The knowledge to be gained from this research is of seminal importance for gauging and addressing willingness gaps in LMIC-based frontline health responders toward public health emergencies and disasters. The resulting insights from this study will provide the critical and timely basis for scaled-up, evidence-based, mHealth-based interventions in LMICs, to enhance attitudinally. If found feasible and effective, such a novel mHealth tool could strengthen staffing surge capacity among frontline HCWs and enhance health systems’ functioning in LMICs toward providing a broad array of clinical services in these situational contexts.

Building on the lessons and success of the formative research, capacity development activities, and pilot-testing of the iRise app, 2 additional research projects will be undertaken.

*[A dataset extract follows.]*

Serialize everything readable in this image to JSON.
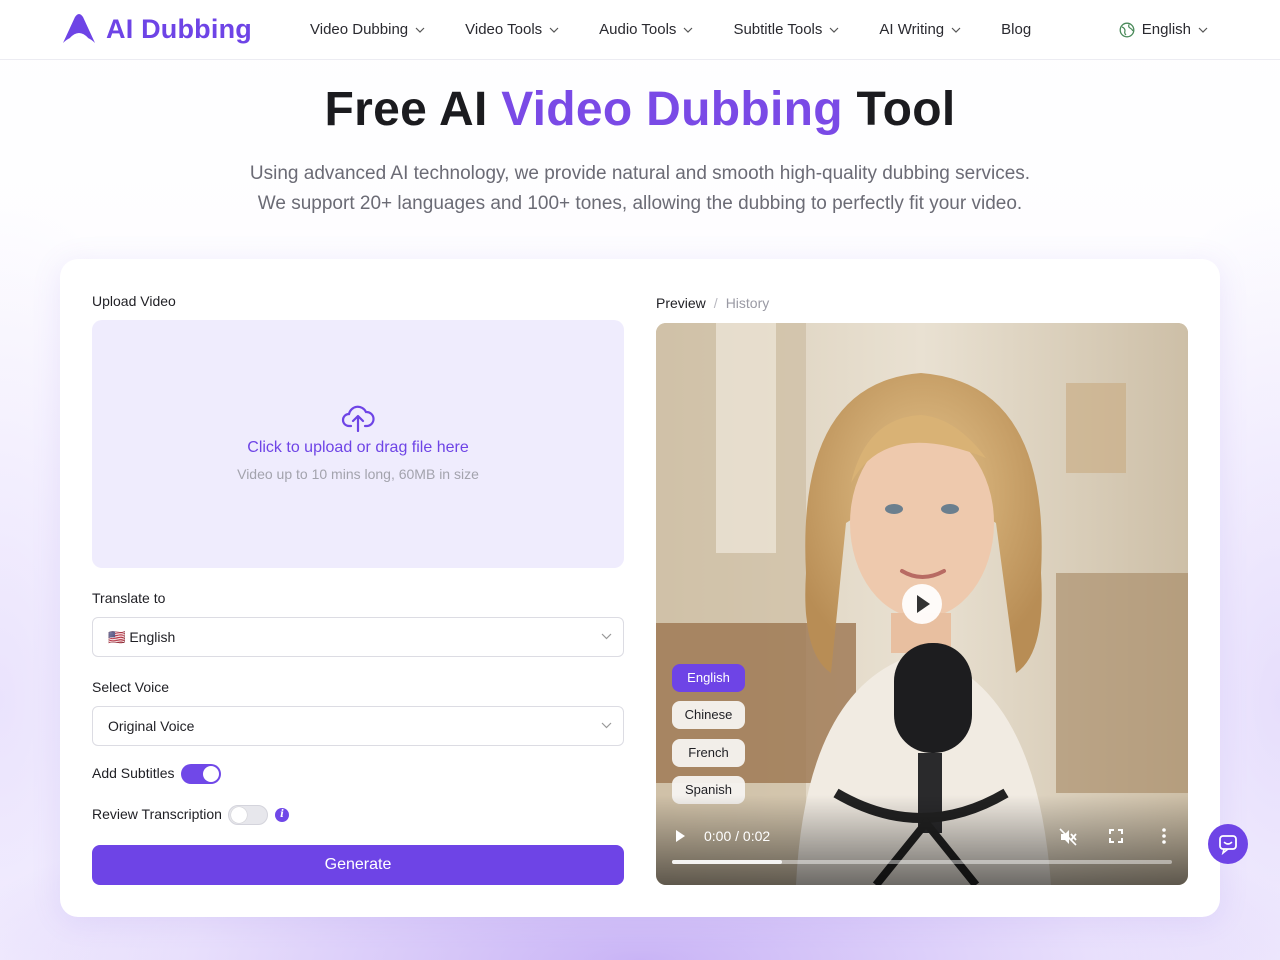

First, an effectivesness trial is to be conducted to gauge short-term (1-month), medium-term (6-months), and longer-term (1-year) impacts of this novel iRise mHealth app on LMIC-based HCWs’ self-efficacy and WTR during public health emergencies and disasters; and, second, the mHealth app will be refined to enhance its attitudinal and related impacts on LMIC-based HCWs’ self-efficacy and response willingness.

Meaningful integration of capacity-building efforts into mHealth research is critical if mHealth is to fulfill its potential as a vital component of global disaster preparedness and response. This project demonstrates a model of multi-institutional and multidisciplinary collaboration to advance the sustainable innovation enterprise of research and training for the disaster health workforce.

Funding statement.

This study was supported by the National Institutes of Health Fogarty International Center (Award 1R21TW012210-01).

Abbreviations:

AKUH

Aga Khan University Hospital

ED

emergency department

EPPM

Extended Parallel Process Model

HCW

health care worker

JPMC

Jinnah Postgraduate Medical Centre

LMIC

low-and-middle-income country

WTR

willingness to respond

Footnotes

Conflict(s) of interest. None.

Ethical standards. Approvals were received from the Johns Hopkins Bloomberg School of Public Health Institutional Review Board (IRB00019662), the JPMC Institutional Review Board (f.2–81/2022-GEN/133/JPMC), and the AKUH Ethics Review Committee (6959).